Another feature due out in the next 90 days is “Aggregations” that allows you to create aggregation tables. This new feature along with composite models and dual storage mode allows you to create a solution that uses huge datasets. For example, say I have two related tables: One is at the detail grain called Sales, and another is the aggregated totals of Sales called Sales_Agg. Sales is set to DirectQuery storage mode and Sales_Agg is set to Import storage mode. If a user sends a query with a SELECT statement that has a GROUP BY that can be filled by the Sales_Agg table, the data will be pulled from cache in milliseconds since that table was imported (for example, 1.6 billion aggregated rows imported from SQL DW compressed to 10GB in memory). If a user sends a query with a GROUP BY for a field that is not in the Sales_Agg table, it will do a DirectQuery to the Sales table (for example, sending a Spark query to a 23-node HDI Spark cluster of 1 trillion details rows of 250TB, taking about 40 seconds). The user is not aware there is a Sales_Agg table (all aggregation tables are hidden) – they simple send a query to Sales and Power BI automatically redirects the query to the best table to use. And if using a Date table, it can be set to Dual mode so it joins with Sales_Agg in memory in the first part of the example, or joins with Sales on the data source using DirectQuery in the second part of the example (so it does not have to pull the 1 trillion detail rows into Power BI in order to join with the imported Date table).
So you can think of aggregations as a replacement for creating an Azure Analysis Services tabular data model, saving on cost and optimization work.
You will need to right-click the Sales_Agg table and choose “Manage aggregations” to map the aggregated Sales_Agg table columns to the detail Sales table columns. There is also a “Precedence” field that allows you to have multiple aggregation tables on the same fact table at different grains:
You can also create a report with a drillthrough feature where users can right-click on a data point in a report page that was built with an aggregation table and drillthrough to a focused page to get details that are filtered to that context that is built using DirectQuery.
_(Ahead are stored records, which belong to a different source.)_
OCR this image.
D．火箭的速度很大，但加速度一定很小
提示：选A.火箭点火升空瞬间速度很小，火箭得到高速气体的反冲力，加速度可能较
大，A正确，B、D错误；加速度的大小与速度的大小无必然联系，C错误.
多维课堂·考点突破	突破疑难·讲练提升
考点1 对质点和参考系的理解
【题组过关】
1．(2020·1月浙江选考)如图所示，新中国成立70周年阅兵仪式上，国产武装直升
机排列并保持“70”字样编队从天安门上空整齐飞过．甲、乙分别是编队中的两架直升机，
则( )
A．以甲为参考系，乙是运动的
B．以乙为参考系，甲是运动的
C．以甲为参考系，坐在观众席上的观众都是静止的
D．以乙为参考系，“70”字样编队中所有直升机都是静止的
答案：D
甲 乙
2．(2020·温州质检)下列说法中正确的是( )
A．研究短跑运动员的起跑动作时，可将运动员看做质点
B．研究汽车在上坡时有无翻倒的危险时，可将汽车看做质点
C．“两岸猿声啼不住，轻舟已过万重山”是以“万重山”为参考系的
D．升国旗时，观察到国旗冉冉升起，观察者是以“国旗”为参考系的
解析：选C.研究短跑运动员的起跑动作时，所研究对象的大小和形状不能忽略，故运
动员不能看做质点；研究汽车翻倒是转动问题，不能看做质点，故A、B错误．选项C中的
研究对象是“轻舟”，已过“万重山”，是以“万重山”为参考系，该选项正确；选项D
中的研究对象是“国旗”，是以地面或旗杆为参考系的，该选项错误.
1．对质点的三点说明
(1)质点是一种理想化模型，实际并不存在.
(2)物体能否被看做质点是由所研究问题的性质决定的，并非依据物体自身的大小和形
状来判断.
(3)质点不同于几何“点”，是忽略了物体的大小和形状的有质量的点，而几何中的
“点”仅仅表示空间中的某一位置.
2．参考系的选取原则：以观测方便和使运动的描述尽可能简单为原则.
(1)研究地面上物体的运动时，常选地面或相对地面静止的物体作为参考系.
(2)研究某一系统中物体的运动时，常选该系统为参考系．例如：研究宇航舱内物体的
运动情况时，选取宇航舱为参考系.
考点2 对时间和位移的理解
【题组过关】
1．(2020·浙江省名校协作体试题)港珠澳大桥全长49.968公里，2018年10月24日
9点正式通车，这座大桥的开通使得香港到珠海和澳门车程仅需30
So in summary, there are three values for storage mode at the table level:
- Import – When set to Import, imported tables are cached. Queries submitted to the Power BI dataset that return data from Import tables can only be fulfilled from cached data
- DirectQuery – With this setting, DirectQuery tables are not cached. Queries submitted to the Power BI dataset (for example, DAX queries) that return data from DirectQuery tables can only be fulfilled by executing on-demand queries to the data source. Queries submitted to the data source use the query language for that data source (for example, SQL)
- Dual – Dual tables can act as either cached or not cached, depending on the context of the query submitted to the Power BI dataset. In some cases, queries are fulfilled from cached data; in other cases, queries are fulfilled by executing an on-demand query to the data source
Note that changing a table to Import is an irreversible operation; it cannot be changed back to DirectQuery, or back to Dual. Also note there are two limitations during the preview period: DirectQuery only supports the tabular model (not multi-dimensional model) and you can’t publish files to the Power BI service.